Major health risk as farm crisis grows

Special report: foot and mouth

Kamal Ahmed, political editor
Sunday April 15, 2001
The Observer

A package of emergency government measures to control the foot and mouth crisis will expose people to the potential risk of infection by the human form of mad cow disease, The Observer can reveal.

Under new guidelines to relax the rules governing the disposal of carcasses, the Ministry of Agriculture, Fisheries and Food has told Britain's waste industry that it must use landfill sites across the country to dispose of cattle which might be infected with bovine spongiform encephalopathy (BSE).

As the Government battled yesterday to stop a political backlash over its handling of the issue, representatives of companies that operate landfill sites demanded 'unlimited indemnity' from the Government in case the infective prion which causes BSE in cattle escapes and causes human variant Creutzfeldt-Jakob disease in humans.

The companies fear they will be liable to law suits running into billions of pounds if the source of any new outbreak of human variant CJD is traced back to them. 'It would be a public health disaster,' said one senior source in the industry.

The move reveals the increasing concern over the public health implications of burying and burning hundreds of thousands of animal carcasses. On Friday the Government abandoned the burying of thousands of cattle at Hallburn aerodrome in Cumbria after locals complained of choking smoke, and grease-laden ash covering their houses.

The Government's Cobra task force met in emergency session yesterday and officials launched a rearguard action to stop the slaughter policy spiralling out of control. On Friday Agriculture Minister Nick Brown admitted that the Government was being overwhelmed by the number of livestock which needed to be slaughtered and then disposed of.

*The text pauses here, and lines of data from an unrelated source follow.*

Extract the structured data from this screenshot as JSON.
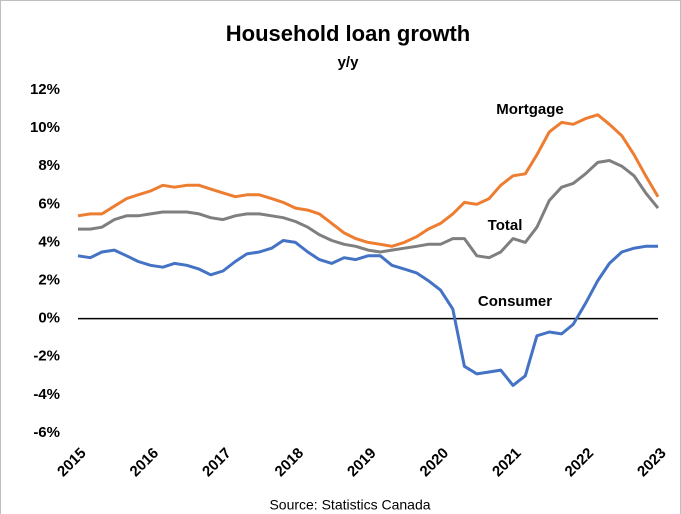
{
  "chart_data": {
    "type": "line",
    "title": "Household loan growth",
    "subtitle": "y/y",
    "source": "Source:  Statistics Canada",
    "x": [
      2015,
      2015.17,
      2015.33,
      2015.5,
      2015.67,
      2015.83,
      2016,
      2016.17,
      2016.33,
      2016.5,
      2016.67,
      2016.83,
      2017,
      2017.17,
      2017.33,
      2017.5,
      2017.67,
      2017.83,
      2018,
      2018.17,
      2018.33,
      2018.5,
      2018.67,
      2018.83,
      2019,
      2019.17,
      2019.33,
      2019.5,
      2019.67,
      2019.83,
      2020,
      2020.17,
      2020.33,
      2020.5,
      2020.67,
      2020.83,
      2021,
      2021.17,
      2021.33,
      2021.5,
      2021.67,
      2021.83,
      2022,
      2022.17,
      2022.33,
      2022.5,
      2022.67,
      2022.83,
      2023
    ],
    "series": [
      {
        "name": "Mortgage",
        "color": "#ED7D31",
        "values": [
          5.4,
          5.5,
          5.5,
          5.9,
          6.3,
          6.5,
          6.7,
          7.0,
          6.9,
          7.0,
          7.0,
          6.8,
          6.6,
          6.4,
          6.5,
          6.5,
          6.3,
          6.1,
          5.8,
          5.7,
          5.5,
          5.0,
          4.5,
          4.2,
          4.0,
          3.9,
          3.8,
          4.0,
          4.3,
          4.7,
          5.0,
          5.5,
          6.1,
          6.0,
          6.3,
          7.0,
          7.5,
          7.6,
          8.6,
          9.8,
          10.3,
          10.2,
          10.5,
          10.7,
          10.2,
          9.6,
          8.6,
          7.5,
          6.4
        ]
      },
      {
        "name": "Total",
        "color": "#7F7F7F",
        "values": [
          4.7,
          4.7,
          4.8,
          5.2,
          5.4,
          5.4,
          5.5,
          5.6,
          5.6,
          5.6,
          5.5,
          5.3,
          5.2,
          5.4,
          5.5,
          5.5,
          5.4,
          5.3,
          5.1,
          4.8,
          4.4,
          4.1,
          3.9,
          3.8,
          3.6,
          3.5,
          3.6,
          3.7,
          3.8,
          3.9,
          3.9,
          4.2,
          4.2,
          3.3,
          3.2,
          3.5,
          4.2,
          4.0,
          4.8,
          6.2,
          6.9,
          7.1,
          7.6,
          8.2,
          8.3,
          8.0,
          7.5,
          6.6,
          5.8
        ]
      },
      {
        "name": "Consumer",
        "color": "#4472C4",
        "values": [
          3.3,
          3.2,
          3.5,
          3.6,
          3.3,
          3.0,
          2.8,
          2.7,
          2.9,
          2.8,
          2.6,
          2.3,
          2.5,
          3.0,
          3.4,
          3.5,
          3.7,
          4.1,
          4.0,
          3.5,
          3.1,
          2.9,
          3.2,
          3.1,
          3.3,
          3.3,
          2.8,
          2.6,
          2.4,
          2.0,
          1.5,
          0.5,
          -2.5,
          -2.9,
          -2.8,
          -2.7,
          -3.5,
          -3.0,
          -0.9,
          -0.7,
          -0.8,
          -0.3,
          0.8,
          2.0,
          2.9,
          3.5,
          3.7,
          3.8,
          3.8
        ]
      }
    ],
    "xlim": [
      2015,
      2023
    ],
    "xticks": [
      2015,
      2016,
      2017,
      2018,
      2019,
      2020,
      2021,
      2022,
      2023
    ],
    "ylim": [
      -6,
      12
    ],
    "yticks": [
      {
        "value": -6,
        "label": "-6%"
      },
      {
        "value": -4,
        "label": "-4%"
      },
      {
        "value": -2,
        "label": "-2%"
      },
      {
        "value": 0,
        "label": "0%"
      },
      {
        "value": 2,
        "label": "2%"
      },
      {
        "value": 4,
        "label": "4%"
      },
      {
        "value": 6,
        "label": "6%"
      },
      {
        "value": 8,
        "label": "8%"
      },
      {
        "value": 10,
        "label": "10%"
      },
      {
        "value": 12,
        "label": "12%"
      }
    ],
    "grid": false
  }
}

Yesterday figures revealed that 408,000 carcasses were lying in fields waiting to be buried or burnt, and that more than 500,000 were awaiting slaughter.

William Hague, the leader of the Opposition, said that it was time for the Army to be put in operational control of the epidemic as Maff was clearly failing to cope. 'The speed of the slaughter process still needs to be speeded up further,' he said. 'In about 40 per cent of foot and mouth outbreaks, the animals aren't being slaughtered within 24 hours.'

But a letter obtained by The Observer, written by one of Britain's leading experts on waste disposal, reveals high levels of concern about the public health implications of the new policy.

The letter, written by Dirk Hazell, head of the Environmental Services Association which represents landfill companies, says: 'We are extremely concerned at any pressure exerted on our members to receive carcasses of cattle at landfill.

'Until the outbreak of foot and mouth disease, cattle carcasses over 30 months old were being sent to prescribed outlets (high temperature incineration). We are extremely concerned as to the known resilience and potential toxicity of the BSE prion. The high risk associated with the prion means that much greater caution must be exercised than with the foot and mouth virus which is much less resilient and does not damage human health.

'The order of magnitude in the difference between the prion and the virus is similar to that between Alzheimer's disease and athlete's foot.

'It was not considered safe before the outbreak to landfill carcasses of cattle aged between 30 months and 60 months and we must emphatically insist that our members must have a watertight, permanent and comprehensive indemnity.'

In Northern Ireland a cull of 4,000 cattle was ordered after the province suffered its second case of foot and mouth disease, six weeks after the first case and several weeks after Government controls were supposed to have halted the spread of the disease to new areas.

Northern Ireland Agriculture Minister, Brid Rodgers, confirmed that an emergency meeting of the Northern Ireland Executive would be held tomorrow to discuss the fresh outbreak. 'It goes without saying that this is a huge setback for our agriculture industry,' he said.

The outbreak, on a farm in Ardboe, Co Tyrone, reveals that the disease can lie dormant for weeks, or that it can be carried on the wind across large distances from the British mainland.

Maff is so concerned about a public backlash on the issue of human health that it has started offering families complaining of the smell of rotting carcasses in north Devon temporary accommodation.